The term stagflation was first used by UK politician Iain Macleod in the 1960s when he was discussing current inflation that was accompanied by stagnation, calling it a "stagnation situation."
Stagflation is defined as slow economic growth overall, high unemployment and rising inflation. Some might combine the economic growth and unemployment data into GDP and instead define stagflation as a period that sees declining GDP along with rising prices (inflation).
The last time the U.S. saw stagflation was in the 1970s, when we witnessed:
This period of time also led to the creation of the Misery Index.
The Misery Index is an easy to understand measure of America’s economic health. Equal to the sum of inflation and the unemployment rate, the original Misery Index was created by Yale economics professor Arthur Okun.
In the 1960s, professor Okun researched the relationship between unemployment and production and his findings became known as Okun’s law, which states that when the U.S. unemployment falls by 1%, our Gross National Product will increase by 3% (this was apparently only true for the U.S. economy and only when unemployment was between 3% and 7.5%).
Professor Okun also served on President Lyndon Johnson’s Council of Economic Advisors and he coined the Misery Index as a way for President Johnson to easily communicate the relative health of the U.S. economy. The higher the Index, the greater the misery felt by the average American. Simple.
During the presidential campaigns of 1976 and 1980, the Misery Index became more popular. In 1976, then-candidate Jimmy Carter criticized President Ford and in 1980, then-candidate Ronald Reagan pointed out that the Misery Index increased under President Carter. For the most part, the Misery Index has been relegated to an abstract index – for now.
Since the 1970s, the original Misery Index has been modified several times, including by Harvard economist Robert Barro in 1999 and in 2011 by John Hopkins economist Steve Hanke.
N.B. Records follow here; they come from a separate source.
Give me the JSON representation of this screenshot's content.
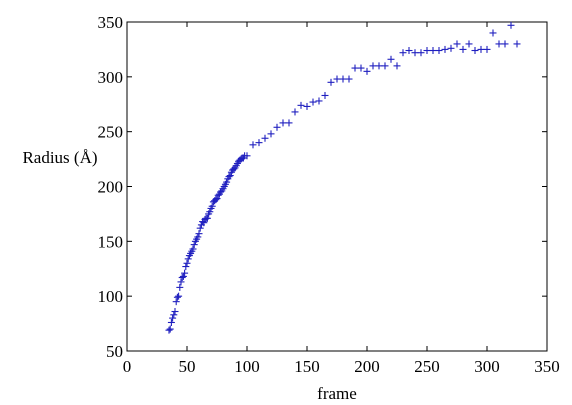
{
  "chart_data": {
    "type": "scatter",
    "title": "",
    "xlabel": "frame",
    "ylabel": "Radius (Å)",
    "xlim": [
      0,
      350
    ],
    "ylim": [
      50,
      350
    ],
    "x_ticks": [
      "0",
      "50",
      "100",
      "150",
      "200",
      "250",
      "300",
      "350"
    ],
    "y_ticks": [
      "50",
      "100",
      "150",
      "200",
      "250",
      "300",
      "350"
    ],
    "grid": false,
    "marker": "+",
    "marker_color": "#1f1fbf",
    "series": [
      {
        "points": [
          [
            35,
            69
          ],
          [
            36,
            70
          ],
          [
            37,
            76
          ],
          [
            38,
            80
          ],
          [
            39,
            83
          ],
          [
            40,
            86
          ],
          [
            41,
            95
          ],
          [
            42,
            99
          ],
          [
            43,
            100
          ],
          [
            44,
            108
          ],
          [
            45,
            113
          ],
          [
            46,
            117
          ],
          [
            47,
            118
          ],
          [
            48,
            121
          ],
          [
            49,
            127
          ],
          [
            50,
            130
          ],
          [
            51,
            134
          ],
          [
            52,
            137
          ],
          [
            53,
            139
          ],
          [
            54,
            141
          ],
          [
            55,
            143
          ],
          [
            56,
            147
          ],
          [
            57,
            150
          ],
          [
            58,
            152
          ],
          [
            59,
            154
          ],
          [
            60,
            157
          ],
          [
            61,
            162
          ],
          [
            62,
            165
          ],
          [
            63,
            168
          ],
          [
            64,
            167
          ],
          [
            65,
            170
          ],
          [
            66,
            171
          ],
          [
            67,
            171
          ],
          [
            68,
            175
          ],
          [
            69,
            177
          ],
          [
            70,
            180
          ],
          [
            71,
            182
          ],
          [
            72,
            186
          ],
          [
            73,
            187
          ],
          [
            74,
            188
          ],
          [
            75,
            189
          ],
          [
            76,
            192
          ],
          [
            77,
            193
          ],
          [
            78,
            195
          ],
          [
            79,
            196
          ],
          [
            80,
            198
          ],
          [
            81,
            200
          ],
          [
            82,
            202
          ],
          [
            83,
            204
          ],
          [
            84,
            207
          ],
          [
            85,
            209
          ],
          [
            86,
            210
          ],
          [
            87,
            213
          ],
          [
            88,
            215
          ],
          [
            89,
            216
          ],
          [
            90,
            217
          ],
          [
            91,
            219
          ],
          [
            92,
            221
          ],
          [
            93,
            223
          ],
          [
            94,
            224
          ],
          [
            95,
            225
          ],
          [
            96,
            226
          ],
          [
            97,
            226
          ],
          [
            98,
            228
          ],
          [
            100,
            228
          ],
          [
            105,
            238
          ],
          [
            110,
            240
          ],
          [
            115,
            244
          ],
          [
            120,
            248
          ],
          [
            125,
            254
          ],
          [
            130,
            258
          ],
          [
            135,
            258
          ],
          [
            140,
            268
          ],
          [
            145,
            274
          ],
          [
            150,
            273
          ],
          [
            155,
            277
          ],
          [
            160,
            278
          ],
          [
            165,
            283
          ],
          [
            170,
            295
          ],
          [
            175,
            298
          ],
          [
            180,
            298
          ],
          [
            185,
            298
          ],
          [
            190,
            308
          ],
          [
            195,
            308
          ],
          [
            200,
            305
          ],
          [
            205,
            310
          ],
          [
            210,
            310
          ],
          [
            215,
            310
          ],
          [
            220,
            316
          ],
          [
            225,
            310
          ],
          [
            230,
            322
          ],
          [
            235,
            324
          ],
          [
            240,
            322
          ],
          [
            245,
            322
          ],
          [
            250,
            324
          ],
          [
            255,
            324
          ],
          [
            260,
            324
          ],
          [
            265,
            325
          ],
          [
            270,
            326
          ],
          [
            275,
            330
          ],
          [
            280,
            325
          ],
          [
            285,
            330
          ],
          [
            290,
            324
          ],
          [
            295,
            325
          ],
          [
            300,
            325
          ],
          [
            305,
            340
          ],
          [
            310,
            330
          ],
          [
            315,
            330
          ],
          [
            320,
            347
          ],
          [
            325,
            330
          ]
        ]
      }
    ]
  }
}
Barro included much more data – and called it Barro’s Misery Index – and he included interest rates and economic growth and looked at countries other than the United States. Hanke took Barro’s Misery Index and added more data, including “the sum of the unemployment, inflation and bank lending rates, minus the percentage change in real GDP per capita.” And yes, he called it Hanke’s Misery Index and updates it yearly for close to 100 countries.
The truth is that there are consequences born from the coronavirus pandemic and resulting actions taken by the federal government and the Federal Reserve that are difficult to predict. But it should be no surprise that production would be negatively impacted as the unemployed slowly rejoin the workforce and supply chains remain under severe pressure. As such, the risk that we see slow economic output and higher unemployment as prices (inflation) increase – the very definition of stagflation – is very real.
One more thing: did you know that the Dow Jones Industrial Average opened in 1970 at 809 points and ten years later (December 1979) it closed at 839 points for almost no gain? And when adjusted for inflation, stock market investors lost about 49% during the 1970s?